Mon sourire trahit mon manque de sérieux. À part dans certains cas particuliers, je ne me plais pas à répéter sans cesse que je suis la reine. C'est déjà une réalité contre laquelle je ne peux aller, pas besoin de le dire sans cesse.
— C'est à vous de trouver la réponse.
Ses paroles m'interrogent, et les questions que je me posais déjà sur cet homme et sa famille prennent un peu plus de place. Et pourtant, je n'ai pas envie d'y penser plus longuement.
Je lève moi aussi les yeux en direction des étoiles, et adresse un message silencieux à ces astres auxquels je suis liée. Je leur demande de l'aide, et de façon plus pudique, leur rappelle que je les porte dans mon cœur.
Je finis par me dire que la journée de demain va être longue, et les heures de sommeil restantes ne sont plus très nombreuses.
— Merci pour cet échange, Prince Kei. Je te souhaite de trouver le sommeil.

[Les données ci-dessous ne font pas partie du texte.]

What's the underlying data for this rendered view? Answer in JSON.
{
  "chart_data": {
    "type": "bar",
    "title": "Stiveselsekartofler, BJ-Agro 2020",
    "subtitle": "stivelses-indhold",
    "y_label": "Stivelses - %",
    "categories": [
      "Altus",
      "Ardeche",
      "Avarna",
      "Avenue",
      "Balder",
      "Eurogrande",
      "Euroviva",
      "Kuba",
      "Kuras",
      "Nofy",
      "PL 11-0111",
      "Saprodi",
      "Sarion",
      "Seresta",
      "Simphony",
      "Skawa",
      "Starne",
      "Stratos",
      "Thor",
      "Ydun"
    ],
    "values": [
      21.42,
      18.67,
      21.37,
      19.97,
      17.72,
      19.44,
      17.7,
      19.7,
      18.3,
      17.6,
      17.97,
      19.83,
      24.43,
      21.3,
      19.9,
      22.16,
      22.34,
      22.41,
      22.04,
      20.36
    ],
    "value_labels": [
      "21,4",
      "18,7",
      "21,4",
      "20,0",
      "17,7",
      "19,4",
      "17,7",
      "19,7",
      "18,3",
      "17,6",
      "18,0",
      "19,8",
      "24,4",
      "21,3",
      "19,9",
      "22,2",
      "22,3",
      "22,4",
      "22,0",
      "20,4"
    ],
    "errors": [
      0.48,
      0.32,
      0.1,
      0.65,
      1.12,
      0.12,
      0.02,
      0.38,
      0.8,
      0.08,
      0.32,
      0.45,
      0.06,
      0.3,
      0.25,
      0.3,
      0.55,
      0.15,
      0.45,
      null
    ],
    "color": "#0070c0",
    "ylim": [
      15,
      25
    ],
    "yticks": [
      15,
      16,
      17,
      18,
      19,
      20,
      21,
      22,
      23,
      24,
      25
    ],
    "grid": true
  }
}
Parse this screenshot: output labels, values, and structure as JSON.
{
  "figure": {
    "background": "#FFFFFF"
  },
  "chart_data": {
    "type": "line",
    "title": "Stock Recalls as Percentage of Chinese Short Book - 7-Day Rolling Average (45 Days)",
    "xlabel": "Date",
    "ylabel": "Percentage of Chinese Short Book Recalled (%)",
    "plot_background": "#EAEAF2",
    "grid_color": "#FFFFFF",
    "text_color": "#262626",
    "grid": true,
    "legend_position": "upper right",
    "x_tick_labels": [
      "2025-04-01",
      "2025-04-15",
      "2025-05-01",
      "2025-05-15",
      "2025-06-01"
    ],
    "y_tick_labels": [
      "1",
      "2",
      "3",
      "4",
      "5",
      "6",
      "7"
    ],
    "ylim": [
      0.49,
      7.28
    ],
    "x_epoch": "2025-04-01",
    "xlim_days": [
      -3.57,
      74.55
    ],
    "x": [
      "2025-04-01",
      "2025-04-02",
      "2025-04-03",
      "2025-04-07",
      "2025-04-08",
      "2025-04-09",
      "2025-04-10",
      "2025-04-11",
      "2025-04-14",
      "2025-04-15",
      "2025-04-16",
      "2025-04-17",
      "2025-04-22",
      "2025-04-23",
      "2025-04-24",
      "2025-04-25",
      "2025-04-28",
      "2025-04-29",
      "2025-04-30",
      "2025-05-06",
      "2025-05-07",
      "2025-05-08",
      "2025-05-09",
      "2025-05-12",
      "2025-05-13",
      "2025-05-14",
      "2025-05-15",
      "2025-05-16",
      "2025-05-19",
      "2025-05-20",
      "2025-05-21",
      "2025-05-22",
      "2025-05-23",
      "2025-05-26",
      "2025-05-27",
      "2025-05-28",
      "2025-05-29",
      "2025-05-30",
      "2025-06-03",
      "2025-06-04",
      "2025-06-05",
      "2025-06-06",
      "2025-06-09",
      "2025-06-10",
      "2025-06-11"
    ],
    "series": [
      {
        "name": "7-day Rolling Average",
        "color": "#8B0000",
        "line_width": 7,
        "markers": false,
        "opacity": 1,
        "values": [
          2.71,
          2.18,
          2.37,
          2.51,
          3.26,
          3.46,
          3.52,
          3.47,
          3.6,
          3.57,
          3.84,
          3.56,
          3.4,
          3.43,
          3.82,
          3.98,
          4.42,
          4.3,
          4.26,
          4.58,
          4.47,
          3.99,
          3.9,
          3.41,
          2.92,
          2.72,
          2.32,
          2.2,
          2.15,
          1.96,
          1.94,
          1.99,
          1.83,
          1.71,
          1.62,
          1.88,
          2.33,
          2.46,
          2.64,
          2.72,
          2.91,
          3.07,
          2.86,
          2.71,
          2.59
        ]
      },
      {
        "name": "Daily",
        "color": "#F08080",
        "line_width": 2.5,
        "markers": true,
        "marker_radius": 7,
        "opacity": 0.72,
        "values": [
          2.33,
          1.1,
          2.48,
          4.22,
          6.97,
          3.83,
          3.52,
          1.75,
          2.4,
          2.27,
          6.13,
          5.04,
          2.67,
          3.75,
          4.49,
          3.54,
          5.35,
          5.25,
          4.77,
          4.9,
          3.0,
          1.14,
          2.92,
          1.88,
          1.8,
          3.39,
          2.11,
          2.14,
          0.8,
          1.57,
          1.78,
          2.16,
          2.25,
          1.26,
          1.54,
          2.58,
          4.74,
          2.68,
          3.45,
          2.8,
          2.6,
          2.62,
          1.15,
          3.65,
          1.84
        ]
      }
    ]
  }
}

Il ne me regarde pas en me répondant.
— De même, Votre Majesté.
En me dirigeant vers ma chambre, je ne sais pas trop quoi penser de cette conversation. Si l'on peut appeler cet échange ainsi. Je n'en ai pas appris plus sur lui, n'ai pas plus réussi à le cerner et surtout, je n'ai pas pu briser cet air froid et distant qui semble lui coller au visage.
En me mettant au lit, je ne peux pas m'empêcher de me demander s'il est toujours dans le patio. Je voudrais savoir à quoi il pense lorsqu'il regarde les cieux. Savoir qui il est, ce qu'il veut, le comprendre tout simplement.
Au milieu de mes draps, le sommeil ne semble pas vouloir venir, moi qui étais si fatiguée il y a peu.
**
Les heures passent et se ressemblent. Mes yeux ne se ferment pas, et mon cerveau cogite. Les questions ne sont plus les mêmes. Pas les princes, pas ce qu'on a pensé de moi, seulement celles qui ont un rapport avec lui. Avec cette énigme qu'il est à mes yeux. Excédée, je finis par repousser les couvertures et pose mes pieds sur les pierres froides. J'attrape ma robe de chambre et la noue, avant de sortir et de me diriger d'un pas décidé vers le patio.
Arrivée à celui-ci, je ne peux que ressentir de la déception en le voyant vide.
C'est cette fois en traînant le pas que je retourne au lit.
Mes yeux finissent par se fermer quand la fatigue devient trop forte, et si l'on me demande, je ne pourrais pas promettre de ne pas avoir rêvé d'un certain prince.